Answer

Let your whole number be ‘X’. Now,
0 < X < 1000 means that your numbers are either 3 digit, 2 digit and 1 digit. We consider each case seperately.

Case 1. ( 1 digit )

I believe its obvious that only ‘9’ fits the criteria.

Case 2 ( 2 digit number )

In this case let X = ‘ab’ = 10a + b in decimal notation or base 10, where a and b are integers between 0 to 9.
so, a + b = 9 implies b = 9 – a and put this for X,
X = 10a + b
= 10a + 9 – a
= 9a + 9
= 9*( a + 1 )

In other words any ‘digit value of a’ gives a required X which is a ‘multiple of 9 form’. Let a = 1,2 … 9 to get,
X = 9* ( a + 1)
= 18, 27, 36, 45, 54, 63, 72, 81 ,90
In other words, the only two digit numbers whose sum of digits equal to ‘9’ are the ‘multiples of 9’. Note that a does not equal to zero because in that case, it will ‘degenerate’ to making X a ‘one digit number’. We have 9 two digit numbers that satisfy our problem.

Case 3 ( 3 digit number. )

X = 100a + 10b + c, in base 10 as before. We proceed similarly as in Case 2.
a + b + c = 9, thus c = 9 – a – b, so
X = 100a + 10b + ( 9 – a – b )
= 99a + 9b + 9
= 9* ( 11a + b + 1)

We see that X is a multiple of 9 again. The question is , is it all multiples of 9 or just some selected ones?

Lets proceed “slightly different”. Consider the equation :
a + b + c = 9. We count the “number of valid” solutions. We can do this because there is a “limited” range of values for which a,b, and c can take since being the digits of numbers in base 10, they are limited to values in the interval [0,9].

If a = 9, forces b=c =0. [ 1 solution here ]
If a = 8, b + c = 1, (b,c) = (1,0) or (0,1) [ 2 Solutions here ]
If a =7. b+c = 2, (b,c) = (0,1)… you can go on like this but there must be a “smarter way” to look at it instead of just listing out all possibilities…

Indeed we want to count the number of solutions for
a+b+c =9 for a,b,c in [0,9]. Instead of indulging deep into generating functions… we use the “theorem below”.

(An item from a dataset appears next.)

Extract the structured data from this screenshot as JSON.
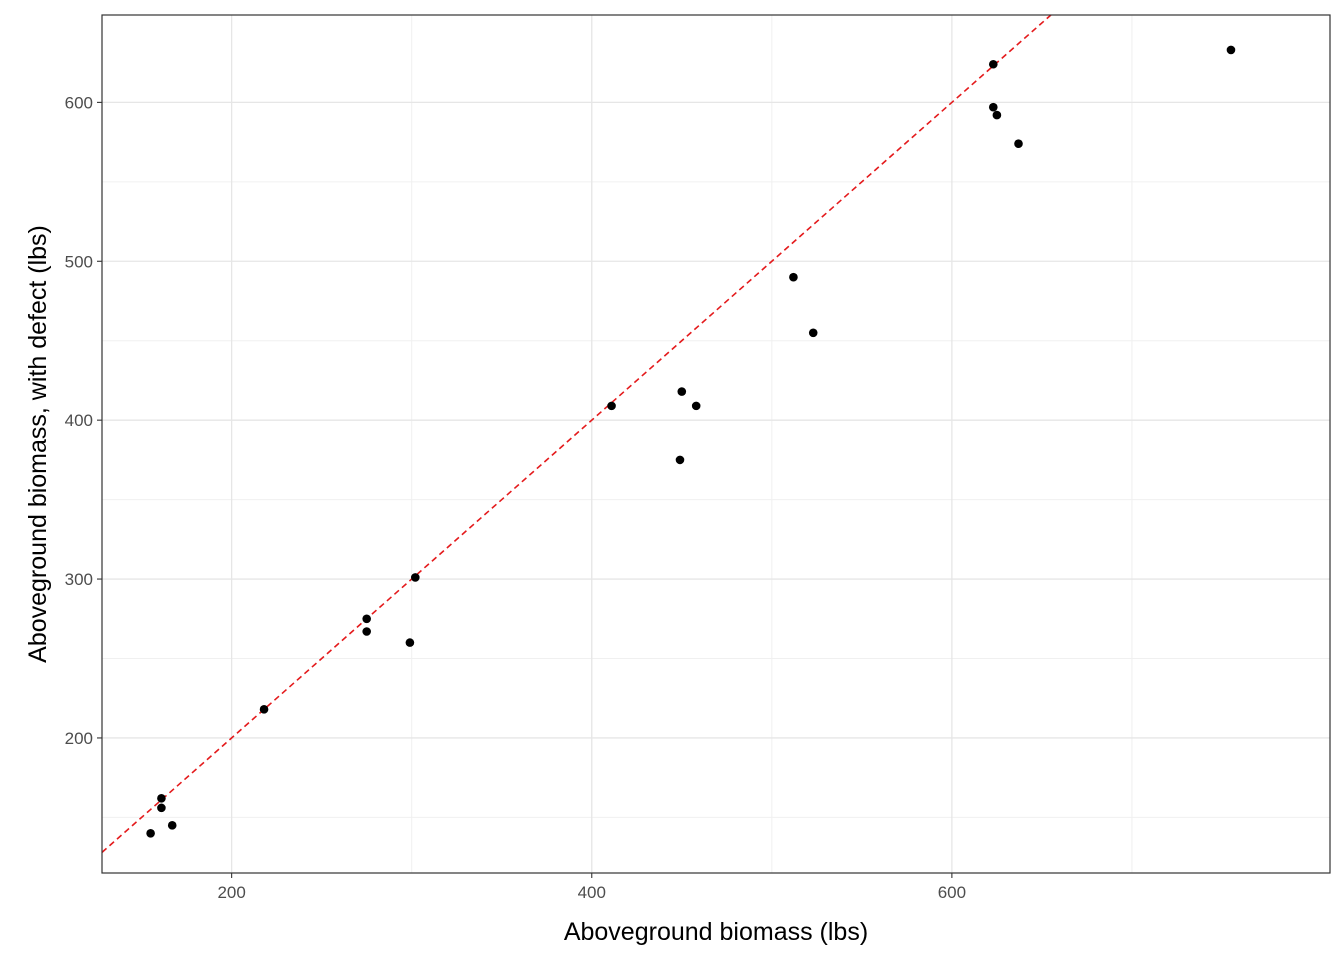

For x(1) + x(2) + … x(k) = m. where k & m are positive integers, the number of solutions in positive integers is :
C( m – 1, m – k ) = (m -1)! / [( m – k )! * ( k – 1)! ]. Note that x(1) is variable 1, x(2) is variable 2 etc.

And, n! = n x (n -1) x (n -2)x … 2 x 1

The “theorem” above only deals with “positive integers” in its indicies but we have “zero as a possible answer as well”.

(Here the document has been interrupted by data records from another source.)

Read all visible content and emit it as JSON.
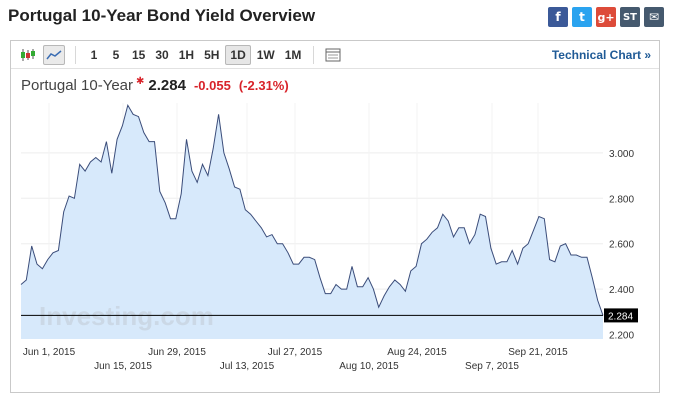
{
  "page": {
    "title": "Portugal 10-Year Bond Yield Overview"
  },
  "share": [
    {
      "name": "facebook-icon",
      "glyph": "f",
      "color": "#3b5998"
    },
    {
      "name": "twitter-icon",
      "glyph": "t",
      "color": "#2aa3ef"
    },
    {
      "name": "google-plus-icon",
      "glyph": "g+",
      "color": "#dd4b39"
    },
    {
      "name": "stocktwits-icon",
      "glyph": "ST",
      "color": "#45596e"
    },
    {
      "name": "email-icon",
      "glyph": "✉",
      "color": "#45596e"
    }
  ],
  "toolbar": {
    "intervals": [
      "1",
      "5",
      "15",
      "30",
      "1H",
      "5H",
      "1D",
      "1W",
      "1M"
    ],
    "active_interval": "1D",
    "technical_chart_label": "Technical Chart »"
  },
  "quote": {
    "name": "Portugal 10-Year",
    "last": "2.284",
    "change": "-0.055",
    "change_pct": "(-2.31%)"
  },
  "chart_data": {
    "type": "area",
    "watermark": "Investing.com",
    "y_ticks": [
      "2.200",
      "2.400",
      "2.600",
      "2.800",
      "3.000"
    ],
    "ylim": [
      2.18,
      3.22
    ],
    "x_ticks_row1": [
      "Jun 1, 2015",
      "Jun 29, 2015",
      "Jul 27, 2015",
      "Aug 24, 2015",
      "Sep 21, 2015"
    ],
    "x_ticks_row2": [
      "Jun 15, 2015",
      "Jul 13, 2015",
      "Aug 10, 2015",
      "Sep 7, 2015"
    ],
    "last_value": 2.284,
    "last_label": "2.284",
    "colors": {
      "line": "#3b4d7a",
      "fill": "#d7e9fb",
      "last_line": "#000000"
    },
    "series": [
      {
        "values": [
          2.42,
          2.44,
          2.59,
          2.51,
          2.49,
          2.53,
          2.56,
          2.57,
          2.74,
          2.81,
          2.8,
          2.95,
          2.92,
          2.96,
          2.98,
          2.96,
          3.05,
          2.91,
          3.06,
          3.12,
          3.21,
          3.17,
          3.16,
          3.09,
          3.05,
          3.05,
          2.83,
          2.78,
          2.71,
          2.71,
          2.82,
          3.06,
          2.92,
          2.87,
          2.95,
          2.9,
          3.02,
          3.17,
          3.0,
          2.93,
          2.85,
          2.84,
          2.75,
          2.73,
          2.7,
          2.67,
          2.63,
          2.64,
          2.6,
          2.6,
          2.56,
          2.51,
          2.51,
          2.54,
          2.54,
          2.53,
          2.45,
          2.38,
          2.38,
          2.42,
          2.4,
          2.4,
          2.5,
          2.41,
          2.41,
          2.45,
          2.4,
          2.32,
          2.37,
          2.41,
          2.44,
          2.42,
          2.39,
          2.48,
          2.5,
          2.6,
          2.62,
          2.65,
          2.67,
          2.73,
          2.7,
          2.63,
          2.67,
          2.67,
          2.6,
          2.64,
          2.73,
          2.72,
          2.58,
          2.51,
          2.52,
          2.52,
          2.57,
          2.51,
          2.58,
          2.6,
          2.66,
          2.72,
          2.71,
          2.53,
          2.52,
          2.59,
          2.6,
          2.55,
          2.55,
          2.54,
          2.54,
          2.45,
          2.35,
          2.284
        ]
      }
    ]
  }
}
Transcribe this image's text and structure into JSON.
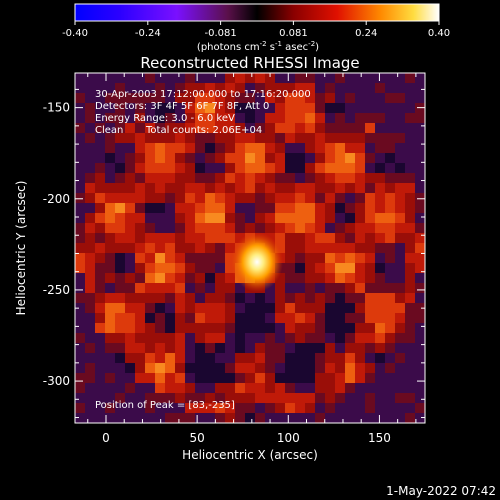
{
  "chart_data": {
    "type": "heatmap",
    "title": "Reconstructed RHESSI Image",
    "xlabel": "Heliocentric X (arcsec)",
    "ylabel": "Heliocentric Y (arcsec)",
    "xlim": [
      -17,
      175
    ],
    "ylim": [
      -323,
      -131
    ],
    "xticks": [
      0,
      50,
      100,
      150
    ],
    "yticks": [
      -150,
      -200,
      -250,
      -300
    ],
    "colorbar": {
      "ticks": [
        "-0.40",
        "-0.24",
        "-0.081",
        "0.081",
        "0.24",
        "0.40"
      ],
      "range": [
        -0.4,
        0.4
      ],
      "units_main": "(photons cm",
      "units_exp1": "-2",
      "units_mid1": " s",
      "units_exp2": "-1",
      "units_mid2": " asec",
      "units_exp3": "-2",
      "units_end": ")"
    },
    "annotations": {
      "time": "30-Apr-2003 17:12:00.000 to 17:16:20.000",
      "detectors": "Detectors: 3F 4F 5F 6F 7F 8F, Att 0",
      "energy": "Energy Range: 3.0 - 6.0 keV",
      "clean": "Clean",
      "counts": "Total counts: 2.06E+04",
      "peak": "Position of Peak = [83,-235]"
    },
    "peak": {
      "x": 83,
      "y": -235
    },
    "timestamp": "1-May-2022 07:42"
  }
}
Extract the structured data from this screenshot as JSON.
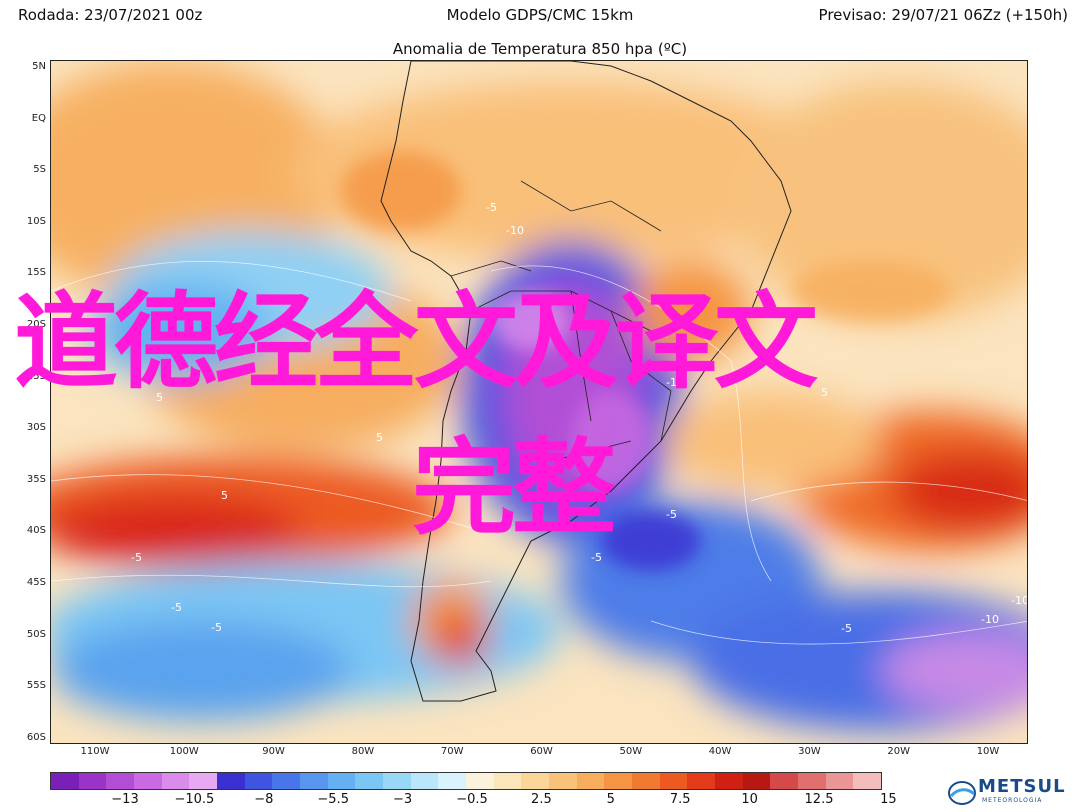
{
  "header": {
    "rodada": "Rodada: 23/07/2021 00z",
    "modelo": "Modelo GDPS/CMC 15km",
    "previsao": "Previsao: 29/07/21 06Zz (+150h)",
    "title": "Anomalia de Temperatura 850 hpa (ºC)"
  },
  "latitude_labels": [
    "5N",
    "EQ",
    "5S",
    "10S",
    "15S",
    "20S",
    "25S",
    "30S",
    "35S",
    "40S",
    "45S",
    "50S",
    "55S",
    "60S"
  ],
  "longitude_labels": [
    "110W",
    "100W",
    "90W",
    "80W",
    "70W",
    "60W",
    "50W",
    "40W",
    "30W",
    "20W",
    "10W"
  ],
  "contour_labels": [
    "-5",
    "-10",
    "-10",
    "-10",
    "5",
    "5",
    "5",
    "-5",
    "-5",
    "-5",
    "-5",
    "5",
    "-10",
    "-10",
    "-5",
    "-5"
  ],
  "overlay": {
    "line1": "道德经全文及译文",
    "line2": "完整"
  },
  "color_scale": {
    "colors": [
      "#7a1fb8",
      "#9a34c8",
      "#b24ed6",
      "#c96ae2",
      "#db8ceb",
      "#e6a9f2",
      "#3a2fd0",
      "#3f55e2",
      "#4876ea",
      "#5795ef",
      "#65b0f2",
      "#7cc6f4",
      "#98d8f6",
      "#b9e6f8",
      "#d9f2fb",
      "#fbf2dc",
      "#fbe6bb",
      "#fbd699",
      "#f9c27a",
      "#f7ad5c",
      "#f59442",
      "#f27a2e",
      "#ec5a22",
      "#e33a1a",
      "#d02014",
      "#b81812",
      "#d44a4a",
      "#e07070",
      "#eb9696",
      "#f5bcbc"
    ],
    "tick_labels": [
      "−13",
      "−10.5",
      "−8",
      "−5.5",
      "−3",
      "−0.5",
      "2.5",
      "5",
      "7.5",
      "10",
      "12.5",
      "15"
    ]
  },
  "logo": {
    "name": "METSUL",
    "sub": "METEOROLOGIA",
    "color": "#1a4a8c"
  },
  "overlay_color": "#ff1ad9"
}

Therefore we find first “positive integer solutions” and count the number “solutions which have one of a,b,c = 0” later.

Number of positive integer solutions for a+b+c=9 means that in the above, k = 3 & m = 9. Thus the number of solutions is just = C( m – 1, m – k ) = C( 8, 6 )= (m -1)! / [( m – k )! * ( k – 1)!
=[ 8! ] / [ 6! * 2! ] = 56/2 = 28. That is there are 28 solutions in positive integers implying 28 three digit numbers in this case.

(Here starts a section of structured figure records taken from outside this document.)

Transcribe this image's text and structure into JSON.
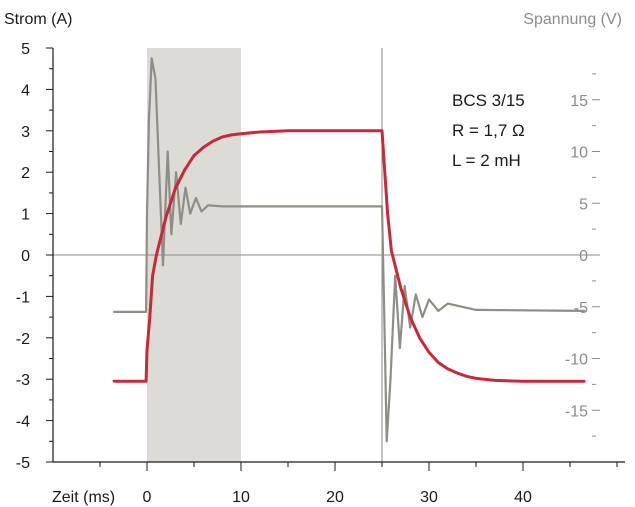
{
  "chart_data": {
    "type": "line",
    "title": "",
    "ylabel_left": "Strom (A)",
    "ylabel_right": "Spannung (V)",
    "xlabel": "Zeit (ms)",
    "xlim": [
      -10,
      50
    ],
    "ylim_left": [
      -5,
      5
    ],
    "ylim_right": [
      -20,
      20
    ],
    "x_ticks": [
      0,
      10,
      20,
      30,
      40
    ],
    "y_ticks_left": [
      5,
      4,
      3,
      2,
      1,
      0,
      -1,
      -2,
      -3,
      -4,
      -5
    ],
    "y_ticks_right": [
      15,
      10,
      5,
      0,
      -5,
      -10,
      -15
    ],
    "shaded_region": [
      0,
      10
    ],
    "vertical_marker": 25,
    "annotations": [
      "BCS 3/15",
      "R = 1,7 Ω",
      "L = 2 mH"
    ],
    "colors": {
      "current": "#c8283a",
      "voltage": "#8e8e86",
      "shade": "#dcdbd5",
      "axes": "#1a1a1a"
    },
    "series": [
      {
        "axis": "left",
        "values": [
          [
            -3.5,
            -3.05
          ],
          [
            -0.1,
            -3.05
          ],
          [
            0,
            -2.3
          ],
          [
            0.3,
            -1.5
          ],
          [
            0.6,
            -0.5
          ],
          [
            1,
            0.0
          ],
          [
            2,
            0.9
          ],
          [
            3,
            1.6
          ],
          [
            4,
            2.05
          ],
          [
            5,
            2.4
          ],
          [
            6,
            2.6
          ],
          [
            7,
            2.75
          ],
          [
            8,
            2.85
          ],
          [
            9,
            2.9
          ],
          [
            10,
            2.93
          ],
          [
            12,
            2.97
          ],
          [
            15,
            3.0
          ],
          [
            25,
            3.0
          ],
          [
            25.3,
            2.0
          ],
          [
            25.6,
            1.0
          ],
          [
            26,
            0.1
          ],
          [
            27,
            -0.8
          ],
          [
            28,
            -1.5
          ],
          [
            29,
            -2.0
          ],
          [
            30,
            -2.35
          ],
          [
            31,
            -2.6
          ],
          [
            32,
            -2.75
          ],
          [
            33,
            -2.85
          ],
          [
            34,
            -2.93
          ],
          [
            35,
            -2.98
          ],
          [
            37,
            -3.03
          ],
          [
            40,
            -3.05
          ],
          [
            46.5,
            -3.05
          ]
        ]
      },
      {
        "axis": "right",
        "values": [
          [
            -3.5,
            -5.5
          ],
          [
            -0.1,
            -5.5
          ],
          [
            0,
            4
          ],
          [
            0.2,
            13
          ],
          [
            0.5,
            19
          ],
          [
            0.9,
            17
          ],
          [
            1.3,
            8
          ],
          [
            1.7,
            -1
          ],
          [
            2.2,
            10
          ],
          [
            2.6,
            2
          ],
          [
            3.1,
            8
          ],
          [
            3.6,
            3
          ],
          [
            4.1,
            6.5
          ],
          [
            4.6,
            4
          ],
          [
            5.2,
            5.5
          ],
          [
            5.8,
            4.2
          ],
          [
            6.5,
            4.8
          ],
          [
            8,
            4.7
          ],
          [
            10,
            4.7
          ],
          [
            25,
            4.7
          ],
          [
            25.2,
            -4
          ],
          [
            25.5,
            -18
          ],
          [
            25.9,
            -12
          ],
          [
            26.4,
            -2
          ],
          [
            26.9,
            -9
          ],
          [
            27.4,
            -3
          ],
          [
            28,
            -7
          ],
          [
            28.6,
            -3.8
          ],
          [
            29.3,
            -6
          ],
          [
            30,
            -4.3
          ],
          [
            31,
            -5.4
          ],
          [
            32,
            -4.7
          ],
          [
            35,
            -5.3
          ],
          [
            46.5,
            -5.4
          ]
        ]
      }
    ]
  }
}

What about the case where “zero is included” or equivalently, “one of a,b,c = 0?”. Since a CANNOT equal to zero ( being the first digit ), thus we have three sub cases, namely, either b = 0 or c = 0 or BOTH b AND c = 0.

Sub case 1 ( b = 0 ).
If b = 0, a + c = 9. In the theorem above, since a & c are positive integers, set m = 9 and k = 2 to obtain the total number of solutions = C( m – 1, m – k ) = C ( 8, 7 ) = 8. Thus we have 8 solutions in here yielding eight 3 – digit numbers.

Sub case 2 ( c = 0 )
If c = 0, a + b = 9. In the theorem above, since a & b are positive integers, set m = 9 and k = 2 to obtain the total number of solutions = C( m – 1, m – k ) = C ( 8, 7 ) = 8. Thus we have 8 solutions in here yielding eight 3 – digit numbers.

Sub case 3 ( b & c = 0 )
a + b + c = 9 gives, a = 9, the “only possibility”. Thus we have one solution in here.

Hence giving a total of = 8 + 8 + 1 = 17 three digit numbers when one of b & c is zero.

So, for the three digit number case we have
28 + 17 = 45 integers that satisfy our condition of the problem.

To conclude,

1 Digit number. 1 answer.
2 Digit numbers. 9 asnwers.
3 Digit numbers. 45 answers.

Total number of whole numbers between 0 and 1000 whose sum of the digits equal 9 is 1 + 9 + 45 = 55 integers.